Weyl magnetoplasma waves in magnetic Weyl semimetals

TL;DR

This paper introduces a new theoretical framework showing that magnetic Weyl semimetals can host Weyl magnetoplasma waves at zero magnetic field, enabling nonreciprocal energy flow and topologically protected modes in the THz range.

Contribution

The authors develop an effective Hamiltonian for magnetic Weyl semimetals, revealing their ability to support Weyl magnetoplasma physics without external magnetic fields.

Findings

Weyl magnetoplasma waves can exist at zero magnetic field in magnetic Weyl semimetals.

Topologically protected nonreciprocal modes are localized at magnetic domain walls.

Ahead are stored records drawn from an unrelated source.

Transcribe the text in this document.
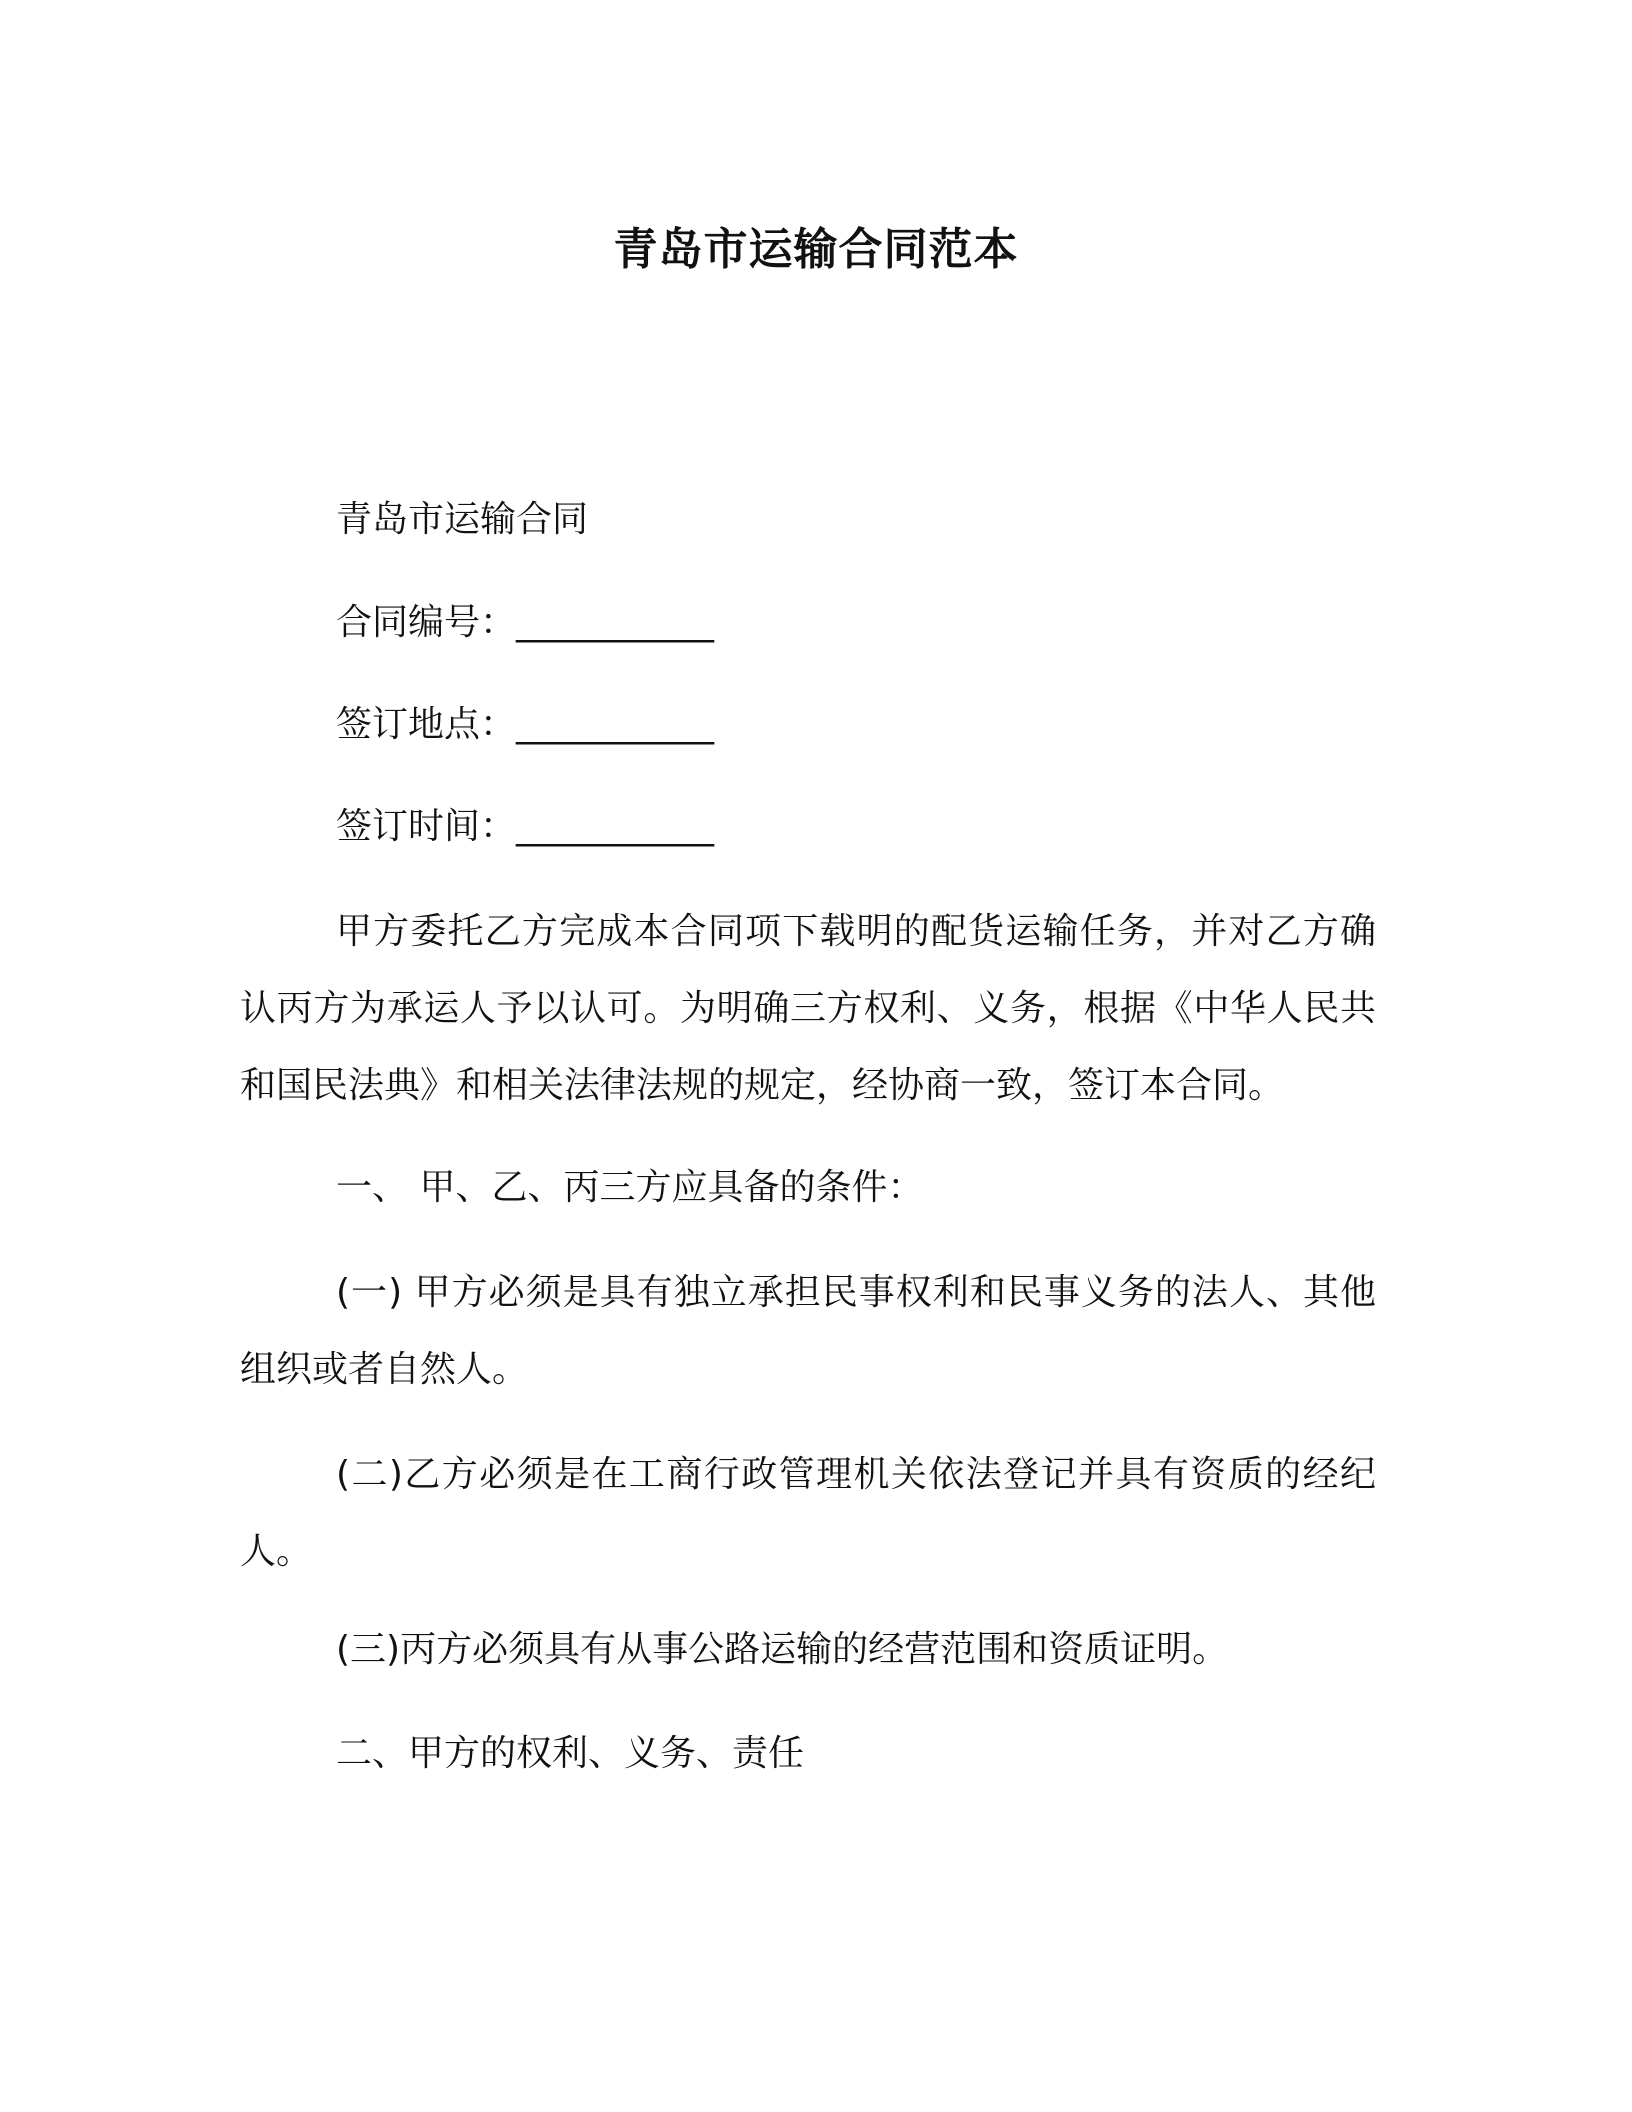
青岛市运输合同范本
青岛市运输合同
合同编号：___________
签订地点：___________
签订时间：___________
甲方委托乙方完成本合同项下载明的配货运输任务，并对乙方确认丙方为承运人予以认可。为明确三方权利、义务，根据《中华人民共和国民法典》和相关法律法规的规定，经协商一致，签订本合同。
一、 甲、乙、丙三方应具备的条件：
(一) 甲方必须是具有独立承担民事权利和民事义务的法人、其他组织或者自然人。
(二)乙方必须是在工商行政管理机关依法登记并具有资质的经纪人。
(三)丙方必须具有从事公路运输的经营范围和资质证明。
二、甲方的权利、义务、责任
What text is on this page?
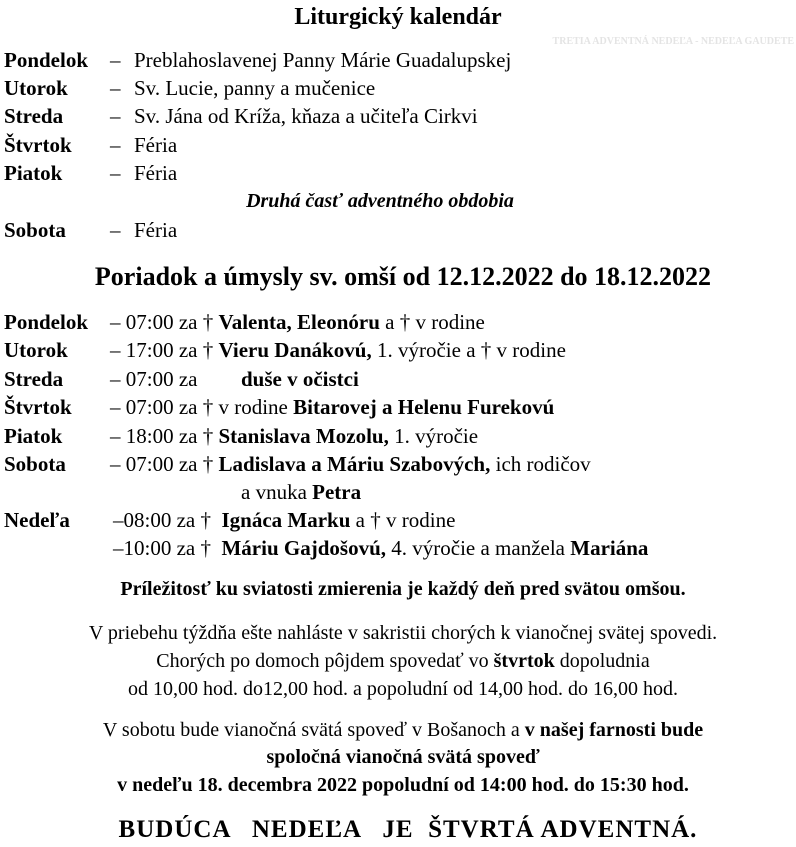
Liturgický kalendár
TRETIA ADVENTNÁ NEDEĽA - NEDEĽA GAUDETE
Pondelok – Preblahoslavenej Panny Márie Guadalupskej
Utorok – Sv. Lucie, panny a mučenice
Streda – Sv. Jána od Kríža, kňaza a učiteľa Cirkvi
Štvrtok – Féria
Piatok – Féria
Druhá časť adventného obdobia
Sobota – Féria
Poriadok a úmysly sv. omší od 12.12.2022 do 18.12.2022
Pondelok – 07:00 za † Valenta, Eleonóru a † v rodine
Utorok – 17:00 za † Vieru Danákovú, 1. výročie a † v rodine
Streda – 07:00 za duše v očistci
Štvrtok – 07:00 za † v rodine Bitarovej a Helenu Furekovú
Piatok – 18:00 za † Stanislava Mozolu, 1. výročie
Sobota – 07:00 za † Ladislava a Máriu Szabových, ich rodičov
a vnuka Petra
Nedeľa –08:00 za † Ignáca Marku a † v rodine
–10:00 za † Máriu Gajdošovú, 4. výročie a manžela Mariána
Príležitosť ku sviatosti zmierenia je každý deň pred svätou omšou.
V priebehu týždňa ešte nahláste v sakristii chorých k vianočnej svätej spovedi.
Chorých po domoch pôjdem spovedať vo štvrtok dopoludnia
od 10,00 hod. do12,00 hod. a popoludní od 14,00 hod. do 16,00 hod.
V sobotu bude vianočná svätá spoveď v Bošanoch a v našej farnosti bude
spoločná vianočná svätá spoveď
v nedeľu 18. decembra 2022 popoludní od 14:00 hod. do 15:30 hod.
BUDÚCA   NEDEĽA   JE  ŠTVRTÁ ADVENTNÁ.
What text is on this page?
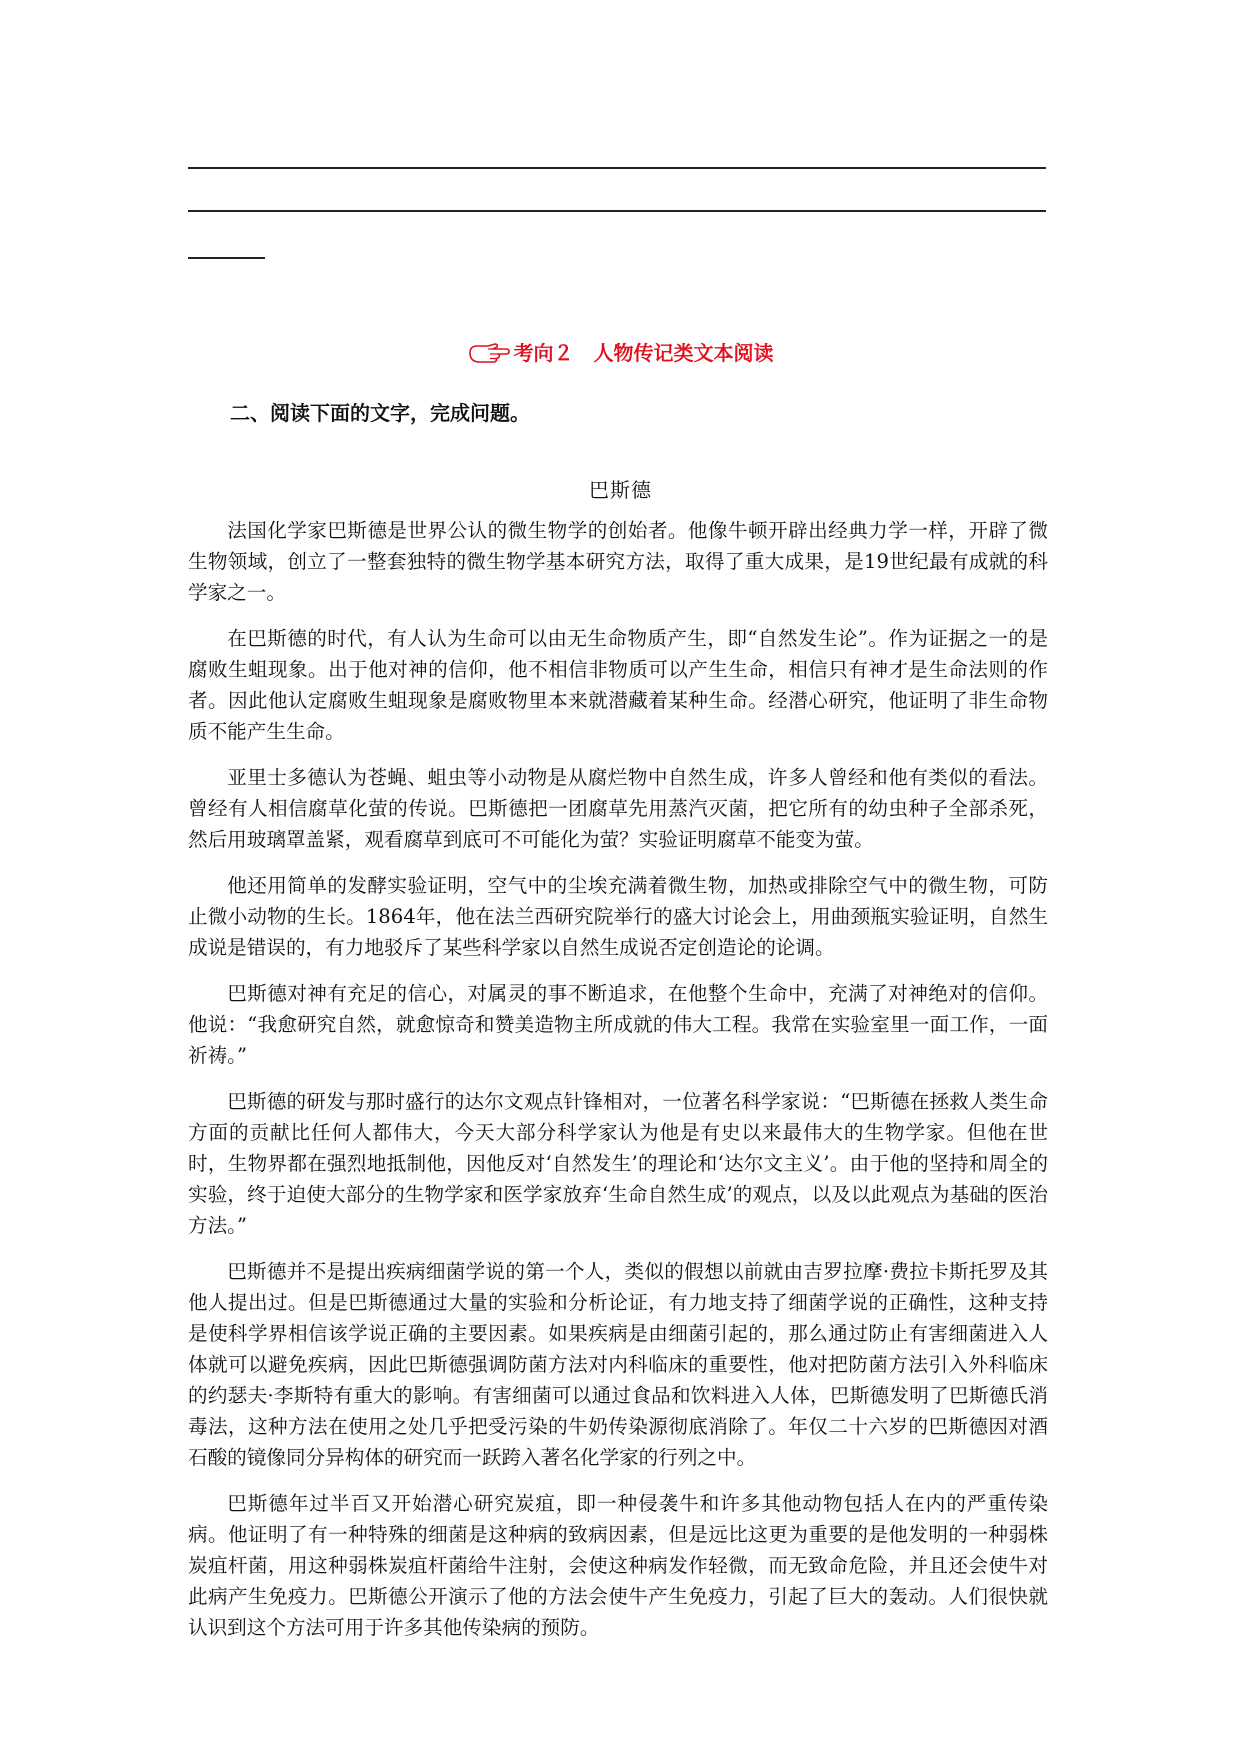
考向２　人物传记类文本阅读
二、阅读下面的文字，完成问题。
巴斯德

法国化学家巴斯德是世界公认的微生物学的创始者。他像牛顿开辟出经典力学一样，开辟了微生物领域，创立了一整套独特的微生物学基本研究方法，取得了重大成果，是19世纪最有成就的科学家之一。

在巴斯德的时代，有人认为生命可以由无生命物质产生，即“自然发生论”。作为证据之一的是腐败生蛆现象。出于他对神的信仰，他不相信非物质可以产生生命，相信只有神才是生命法则的作者。因此他认定腐败生蛆现象是腐败物里本来就潜藏着某种生命。经潜心研究，他证明了非生命物质不能产生生命。

亚里士多德认为苍蝇、蛆虫等小动物是从腐烂物中自然生成，许多人曾经和他有类似的看法。曾经有人相信腐草化萤的传说。巴斯德把一团腐草先用蒸汽灭菌，把它所有的幼虫种子全部杀死，然后用玻璃罩盖紧，观看腐草到底可不可能化为萤？实验证明腐草不能变为萤。

他还用简单的发酵实验证明，空气中的尘埃充满着微生物，加热或排除空气中的微生物，可防止微小动物的生长。1864年，他在法兰西研究院举行的盛大讨论会上，用曲颈瓶实验证明，自然生成说是错误的，有力地驳斥了某些科学家以自然生成说否定创造论的论调。

巴斯德对神有充足的信心，对属灵的事不断追求，在他整个生命中，充满了对神绝对的信仰。他说：“我愈研究自然，就愈惊奇和赞美造物主所成就的伟大工程。我常在实验室里一面工作，一面祈祷。”

巴斯德的研发与那时盛行的达尔文观点针锋相对，一位著名科学家说：“巴斯德在拯救人类生命方面的贡献比任何人都伟大，今天大部分科学家认为他是有史以来最伟大的生物学家。但他在世时，生物界都在强烈地抵制他，因他反对‘自然发生’的理论和‘达尔文主义’。由于他的坚持和周全的实验，终于迫使大部分的生物学家和医学家放弃‘生命自然生成’的观点，以及以此观点为基础的医治方法。”

巴斯德并不是提出疾病细菌学说的第一个人，类似的假想以前就由吉罗拉摩·费拉卡斯托罗及其他人提出过。但是巴斯德通过大量的实验和分析论证，有力地支持了细菌学说的正确性，这种支持是使科学界相信该学说正确的主要因素。如果疾病是由细菌引起的，那么通过防止有害细菌进入人体就可以避免疾病，因此巴斯德强调防菌方法对内科临床的重要性，他对把防菌方法引入外科临床的约瑟夫·李斯特有重大的影响。有害细菌可以通过食品和饮料进入人体，巴斯德发明了巴斯德氏消毒法，这种方法在使用之处几乎把受污染的牛奶传染源彻底消除了。年仅二十六岁的巴斯德因对酒石酸的镜像同分异构体的研究而一跃跨入著名化学家的行列之中。

巴斯德年过半百又开始潜心研究炭疽，即一种侵袭牛和许多其他动物包括人在内的严重传染病。他证明了有一种特殊的细菌是这种病的致病因素，但是远比这更为重要的是他发明的一种弱株炭疽杆菌，用这种弱株炭疽杆菌给牛注射，会使这种病发作轻微，而无致命危险，并且还会使牛对此病产生免疫力。巴斯德公开演示了他的方法会使牛产生免疫力，引起了巨大的轰动。人们很快就认识到这个方法可用于许多其他传染病的预防。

These effects are observable in the broad THz frequency window.

Abstract

Weyl degeneracies in spectra of magnetoplasma waves enable nonreciprocal energy flow and topologically protected modes, yet conventional materials require impractical magnetic fields to operate. Developing an effective Hamiltonian framework for magnetic Weyl semimetals, we show that these systems overcome the limit, hosting Weyl magnetoplasma physics at zero field due to their giant intrinsic anomalous Hall response. The resulting topology supports nonreciprocal modes localized at magnetic domain walls, including a pair of topological "Fermi-arc-like modes and additional bound states. These effects are fully developed across a broad THz window, and we propose feasible experimental routes for their detection.